# Dream Display and Setup Viewing......



## Taipan (Feb 12, 2012)

F.Y.I. - For those that follow different forums and their builds....some, if not most will have heard of user name "Nineball's" aka Peter's 1350 Gallon Dream Basement. It is complete with a full Mangrove ROOM and it's own HVAC for humidity. If you haven't seen it in person or even pictures of it on other forums (like Reef Central)......this is a spectacular opportunity for those that have the time. Enjoy!

http://www.aquariumpros.ca/forums/showthread.php?t=45712


----------



## 50seven (Feb 14, 2010)

THANKS!!!!!!!!!!

I reserve the first 2 tickets!!!


----------



## rickcasa (Dec 7, 2011)

Wow, the guru himself. Red, I'd be in on this road trip. Save me a seat..tickets are included right?


----------



## Taipan (Feb 12, 2012)

I'm not 100% sure of my schedule yet to be honest. I'll keep you posted if I'm making a trip out there. *Note....it will be 2 trips....#1 on Saturday for the livestock purchase and ticket, and #2 for the Tour on Sunday. 2 Trips might be pushing it for me...but I'll keep you posted.

I've seen the display in the past and would love to see how it looks now though. Cheers.


----------



## Taipan (Feb 12, 2012)

F.Y.I....for those that are unfamiliar with "Nineball"....this will answer some questions.....


----------



## Taipan (Feb 12, 2012)

Re: Roadtrip. F.Y.I - I won't be able to make it out on Saturday to get a ticket for those that wanted to accompany me. my schedule just doesn't allow for it this week. Sorry.

IF I make an appearance on Sunday....it will be at the personal invitation of Mr. Wilson or Nineball and not the Store - in case there were any notions of nepotism. Cheers.


----------



## bigfishy (Jun 19, 2009)

wow! nice setup!


----------



## Chromey (Sep 25, 2010)

He has 1 of the best home set-up ive ever seen.
His battery Back-up system is insane, I hope you guys get to see that, This way you can really appreciate the love and care he has for his animals.


----------



## Shoryureppa (Jul 1, 2011)

50seven said:


> THANKS!!!!!!!!!!
> 
> I reserve the first 2 tickets!!!


I got the first 2 today! The Tonga corals are nice and the cake was good!


----------



## Taipan (Feb 12, 2012)

Cake?!? There was cake? Dammit....I should have went.


----------



## rickcasa (Dec 7, 2011)

I'm afraid it's a wedding cake for me tmr. Gonna miss this cool event for a wedding!


----------



## Taipan (Feb 12, 2012)

A very HUGE "Thank-You" for organizing a FUN and INFORMATIVE event. Peter was an OUTSTANDING and gracious host. Both Mr. Wilson and Peter were very approachable and answered any and all questions directed at them. It was nice to finally put some names to faces as well.  Cheers.


----------



## 50seven (Feb 14, 2010)

Taipan said:


> Cake?!? There was cake? Dammit....I should have went.


No. The cake is a lie. 



Taipan said:


> A very HUGE "Thank-You" for organizing a FUN and INFORMATIVE event. Peter was an OUTSTANDING and gracious host. Both Mr. Wilson and Peter were very approachable and answered any and all questions directed at them. It was nice to finally put some names to faces as well.  Cheers.
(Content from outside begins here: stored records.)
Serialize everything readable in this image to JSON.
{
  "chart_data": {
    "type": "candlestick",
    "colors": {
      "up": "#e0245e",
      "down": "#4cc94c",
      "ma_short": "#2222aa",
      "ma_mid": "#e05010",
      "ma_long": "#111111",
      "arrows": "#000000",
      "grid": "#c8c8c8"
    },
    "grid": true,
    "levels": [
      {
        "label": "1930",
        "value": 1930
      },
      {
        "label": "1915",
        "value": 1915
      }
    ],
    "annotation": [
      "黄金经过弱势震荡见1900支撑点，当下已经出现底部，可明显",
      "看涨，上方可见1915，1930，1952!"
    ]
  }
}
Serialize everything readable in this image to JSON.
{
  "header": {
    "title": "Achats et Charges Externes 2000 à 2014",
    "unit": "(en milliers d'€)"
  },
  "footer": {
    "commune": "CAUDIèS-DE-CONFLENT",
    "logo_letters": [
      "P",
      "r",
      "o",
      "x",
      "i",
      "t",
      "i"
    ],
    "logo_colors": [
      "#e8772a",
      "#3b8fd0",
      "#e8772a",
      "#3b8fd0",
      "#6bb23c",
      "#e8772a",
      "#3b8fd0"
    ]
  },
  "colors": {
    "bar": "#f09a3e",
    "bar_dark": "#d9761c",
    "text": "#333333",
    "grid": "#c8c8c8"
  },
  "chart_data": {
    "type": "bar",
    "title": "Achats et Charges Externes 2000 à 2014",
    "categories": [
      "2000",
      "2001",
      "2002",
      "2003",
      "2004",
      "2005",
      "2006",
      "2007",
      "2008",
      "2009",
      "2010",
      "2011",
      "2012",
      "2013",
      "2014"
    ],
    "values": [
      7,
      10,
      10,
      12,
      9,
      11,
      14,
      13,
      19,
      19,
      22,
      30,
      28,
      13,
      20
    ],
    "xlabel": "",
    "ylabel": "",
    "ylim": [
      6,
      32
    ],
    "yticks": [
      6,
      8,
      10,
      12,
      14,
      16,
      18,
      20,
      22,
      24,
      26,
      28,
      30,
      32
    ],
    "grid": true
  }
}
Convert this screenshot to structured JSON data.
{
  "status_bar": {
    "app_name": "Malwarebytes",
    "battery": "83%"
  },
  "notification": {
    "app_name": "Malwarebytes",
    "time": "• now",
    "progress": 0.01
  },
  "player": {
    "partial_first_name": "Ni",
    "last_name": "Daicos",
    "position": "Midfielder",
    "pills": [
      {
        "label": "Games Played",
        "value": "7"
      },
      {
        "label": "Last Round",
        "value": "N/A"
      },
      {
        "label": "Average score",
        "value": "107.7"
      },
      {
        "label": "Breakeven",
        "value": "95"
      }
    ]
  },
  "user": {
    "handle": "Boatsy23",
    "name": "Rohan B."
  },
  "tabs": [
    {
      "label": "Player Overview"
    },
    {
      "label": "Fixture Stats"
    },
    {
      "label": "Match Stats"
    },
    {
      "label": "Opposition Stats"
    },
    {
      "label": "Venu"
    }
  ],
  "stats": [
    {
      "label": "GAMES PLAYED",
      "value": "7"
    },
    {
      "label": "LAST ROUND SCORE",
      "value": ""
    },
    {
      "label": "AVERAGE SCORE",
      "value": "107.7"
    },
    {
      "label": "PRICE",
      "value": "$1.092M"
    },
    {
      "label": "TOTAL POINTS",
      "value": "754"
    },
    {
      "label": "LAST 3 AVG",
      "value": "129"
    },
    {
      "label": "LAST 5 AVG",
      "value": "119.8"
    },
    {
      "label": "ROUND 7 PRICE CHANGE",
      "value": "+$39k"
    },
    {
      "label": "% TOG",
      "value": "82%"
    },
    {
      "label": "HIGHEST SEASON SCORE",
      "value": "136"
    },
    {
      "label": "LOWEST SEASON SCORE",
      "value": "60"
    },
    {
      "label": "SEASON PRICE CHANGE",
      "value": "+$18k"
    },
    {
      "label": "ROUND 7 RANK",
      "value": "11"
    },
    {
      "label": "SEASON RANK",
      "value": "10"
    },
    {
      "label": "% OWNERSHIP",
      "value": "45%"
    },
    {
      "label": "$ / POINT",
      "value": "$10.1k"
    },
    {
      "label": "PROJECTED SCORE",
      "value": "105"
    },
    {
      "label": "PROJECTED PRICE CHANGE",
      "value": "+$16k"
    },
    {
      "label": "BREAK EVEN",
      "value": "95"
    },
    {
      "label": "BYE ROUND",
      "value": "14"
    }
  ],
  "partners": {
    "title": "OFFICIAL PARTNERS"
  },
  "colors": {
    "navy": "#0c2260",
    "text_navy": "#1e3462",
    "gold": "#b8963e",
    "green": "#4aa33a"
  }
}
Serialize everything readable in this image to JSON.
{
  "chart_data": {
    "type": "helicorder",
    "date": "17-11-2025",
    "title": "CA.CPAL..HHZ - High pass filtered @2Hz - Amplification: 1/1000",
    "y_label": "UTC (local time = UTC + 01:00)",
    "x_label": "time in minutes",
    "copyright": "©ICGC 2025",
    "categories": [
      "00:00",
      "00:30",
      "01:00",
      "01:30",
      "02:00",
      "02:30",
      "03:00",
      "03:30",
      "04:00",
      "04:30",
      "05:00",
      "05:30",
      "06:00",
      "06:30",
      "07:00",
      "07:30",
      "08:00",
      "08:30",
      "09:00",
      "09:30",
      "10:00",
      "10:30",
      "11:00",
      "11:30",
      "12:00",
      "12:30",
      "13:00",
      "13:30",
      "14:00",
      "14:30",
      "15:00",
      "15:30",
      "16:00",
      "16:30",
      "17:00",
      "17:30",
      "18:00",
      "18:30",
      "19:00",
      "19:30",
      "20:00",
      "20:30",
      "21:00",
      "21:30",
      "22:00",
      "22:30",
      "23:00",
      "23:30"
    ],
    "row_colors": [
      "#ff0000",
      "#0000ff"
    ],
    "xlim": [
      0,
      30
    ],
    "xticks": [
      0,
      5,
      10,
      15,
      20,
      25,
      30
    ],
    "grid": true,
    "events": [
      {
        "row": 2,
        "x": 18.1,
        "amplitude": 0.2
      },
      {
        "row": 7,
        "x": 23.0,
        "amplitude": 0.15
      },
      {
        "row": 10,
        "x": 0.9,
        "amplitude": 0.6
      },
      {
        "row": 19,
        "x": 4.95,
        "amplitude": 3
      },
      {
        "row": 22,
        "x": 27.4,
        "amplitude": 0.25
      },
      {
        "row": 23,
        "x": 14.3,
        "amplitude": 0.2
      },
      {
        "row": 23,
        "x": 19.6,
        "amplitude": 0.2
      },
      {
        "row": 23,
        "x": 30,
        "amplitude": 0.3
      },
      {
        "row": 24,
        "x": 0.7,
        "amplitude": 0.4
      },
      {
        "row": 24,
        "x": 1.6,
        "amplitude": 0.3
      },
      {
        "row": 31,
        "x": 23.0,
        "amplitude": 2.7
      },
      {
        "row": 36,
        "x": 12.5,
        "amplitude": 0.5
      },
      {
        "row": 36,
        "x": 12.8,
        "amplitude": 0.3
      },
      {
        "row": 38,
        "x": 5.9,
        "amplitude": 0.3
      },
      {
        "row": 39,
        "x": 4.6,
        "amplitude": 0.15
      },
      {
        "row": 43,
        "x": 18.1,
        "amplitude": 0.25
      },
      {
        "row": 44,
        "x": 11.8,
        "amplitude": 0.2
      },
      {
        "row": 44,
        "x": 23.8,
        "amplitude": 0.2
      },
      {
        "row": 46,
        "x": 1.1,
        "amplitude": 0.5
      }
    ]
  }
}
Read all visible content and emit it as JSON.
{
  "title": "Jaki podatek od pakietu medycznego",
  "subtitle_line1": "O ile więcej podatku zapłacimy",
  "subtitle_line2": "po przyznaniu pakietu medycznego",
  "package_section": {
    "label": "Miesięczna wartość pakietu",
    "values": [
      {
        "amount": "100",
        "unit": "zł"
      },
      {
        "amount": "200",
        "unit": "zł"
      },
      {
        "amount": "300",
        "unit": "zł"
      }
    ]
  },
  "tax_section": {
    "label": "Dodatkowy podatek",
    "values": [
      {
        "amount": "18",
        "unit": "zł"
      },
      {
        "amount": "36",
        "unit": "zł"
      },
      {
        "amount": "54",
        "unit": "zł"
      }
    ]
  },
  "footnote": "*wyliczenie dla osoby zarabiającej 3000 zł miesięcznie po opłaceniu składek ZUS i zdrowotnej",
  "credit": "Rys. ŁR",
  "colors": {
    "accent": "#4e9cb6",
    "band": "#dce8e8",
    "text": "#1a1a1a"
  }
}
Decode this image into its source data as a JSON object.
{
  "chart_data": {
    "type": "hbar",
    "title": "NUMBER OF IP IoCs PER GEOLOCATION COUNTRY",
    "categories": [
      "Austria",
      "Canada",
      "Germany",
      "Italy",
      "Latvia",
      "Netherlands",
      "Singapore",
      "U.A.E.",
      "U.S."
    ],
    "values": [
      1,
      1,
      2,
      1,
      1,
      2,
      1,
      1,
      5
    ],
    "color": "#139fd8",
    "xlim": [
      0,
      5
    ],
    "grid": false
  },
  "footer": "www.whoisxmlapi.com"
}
Awesome! I wish I could have gone, but I had other commitments. Maybe next time


----------



## Taipan (Feb 12, 2012)

I'm going to plant the seed and start the rumour now.....there was a Tour during the day......later down the road there may be a Tour during the Evening. The display is significantly different as you may imagine.  .....



50seven said:


> Awesome! I wish I could have gone, but I had other commitments. Maybe next time


----------



## Taipan (Feb 12, 2012)

*Follow Up Video......*

Warning: Adult Content - You will be inclined to not only Dream Big but also end up spending money after this little snippet. I didn't see this video until today. Enjoy Cheers.








Taipan said:


> A very HUGE "Thank-You" for organizing a FUN and INFORMATIVE event. Peter was an OUTSTANDING and gracious host. Both Mr. Wilson and Peter were very approachable and answered any and all questions directed at them. It was nice to finally put some names to faces as well.  Cheers.


----------



## darryl_v (Aug 26, 2011)

Wow...he hired a professional videographer for the event. It seems Peter doesnt do anything halface and has the resources to to do.so.

Kudos to him on allowing a showing and open house. Wish i was there.


----------



## Taipan (Feb 12, 2012)

I'm going to plant the seed and start the rumour now.....there was a Tour during the day......later down the road there may be a Tour during the Evening. The display is significantly different as you may imagine. .....



darryl_v said:


> Wow...he hired a professional videographer for the event. It seems Peter doesnt do anything halface and has the resources to to do.so.
> 
> Kudos to him on allowing a showing and open house. Wish i was there.


----------